What a year it’s been in the markets. Over 10% return since the beginning of the year is something that we would normally be cheerful about – and no, we’re not talking about stocks. This is actually the total return for long-term Canadian bonds. It’s quite an accomplishment, especially when you consider that yields were only at 3.18% on Dec. 31, 2018. And it’s a similar picture in the U.S. bond market.
Capital appreciation has been the main driver of recent bond returns, pushed up by falling yields across the maturity spectrum. The exception is at the very short end, where policy rates have remained anchored at 1.75% in Canada and 2.25 to 2.50% in the U.S. However, the outlook for policy rates has changed dramatically since the start of the year.

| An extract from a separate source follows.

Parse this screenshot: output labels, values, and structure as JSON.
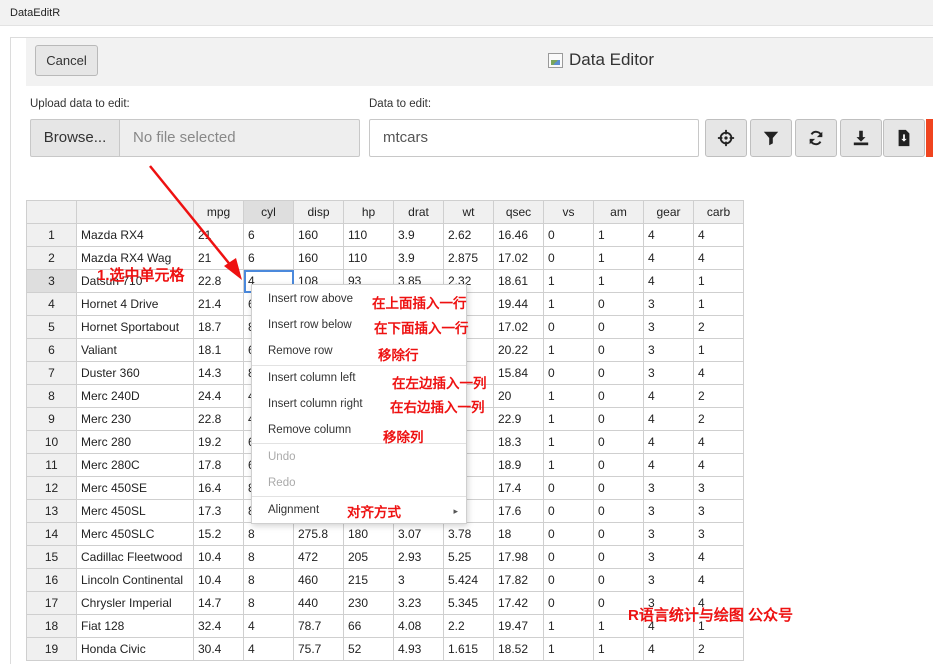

Following four 25 basis point increases in its policy rate over the course of 2018, the U.S. Federal Reserve moved towards a neutral stance in January. On this side of the border, the Bank of Canada reluctantly rolled back its tightening bias as well, now emphasizing data dependence in a context of still “accommodative” policy.
However, further out the curve, yields dropped materially as bond markets became increasingly worried. Taking a closer look at the key drivers of longer-term yields, inflation expectations have not changed materially since the start of the year, despite a bit of a roller coaster ride.
In contrast, real expected growth and the term premium have fallen dramatically. And that has pulled down longer-term bond yields as investors anticipate lower interest rates in the future, and demand a lower risk premium for holding traditionally safe-haven assets.
The issue is not so much where we are, but where we’re headed. While current economic conditions appear generally strong, the worry is that past policy tightening, coupled with fading fiscal stimulus and uncertainty from ongoing trade tensions, could put the brakes on the economic expansion in the coming quarters. Forward-looking indicators, such as the Institute for Supply Management’s Manufacturing Purchasing Managers Index have trended down, historically leading yields lower with a short lag.1 (Chart below). And the most recent U.S. labour market data, while still essentially indicating full employment, sent cautionary signals with muted wage and job growth – which doesn’t bode well for the consumption outlook.
Bond Yields have followed the PMI lower
1Based on a survey of purchasing managers, the Institute for Supply Management’s Manufacturing Purchasing Managers Index monitors monthly changes in production levels, giving equal weighting to new orders, production, employment, supplier deliveries and inventories.
Where do we go from here? With quite a bit of worry priced in, bonds certainly don’t look like a bargain, especially in the context of current yield. The picture becomes more nuanced if we consider bonds as diversifying building blocks alongside equities. Equities have looked more cheerful, rallying as markets aggressively priced in cuts in Fed policy rates, and presumably with that, a turn for the better in future economic growth.
It will be important to watch how the current dichotomy between bond and equity markets unfolds. Fed Chairman Jerome Powell’s recent remark that, “Using monetary policy to push sufficiently hard on labour markets to lift inflation could pose risks of destabilizing excesses in financial markets or elsewhere,” and its impact on equities and bonds, will be important to reflect on.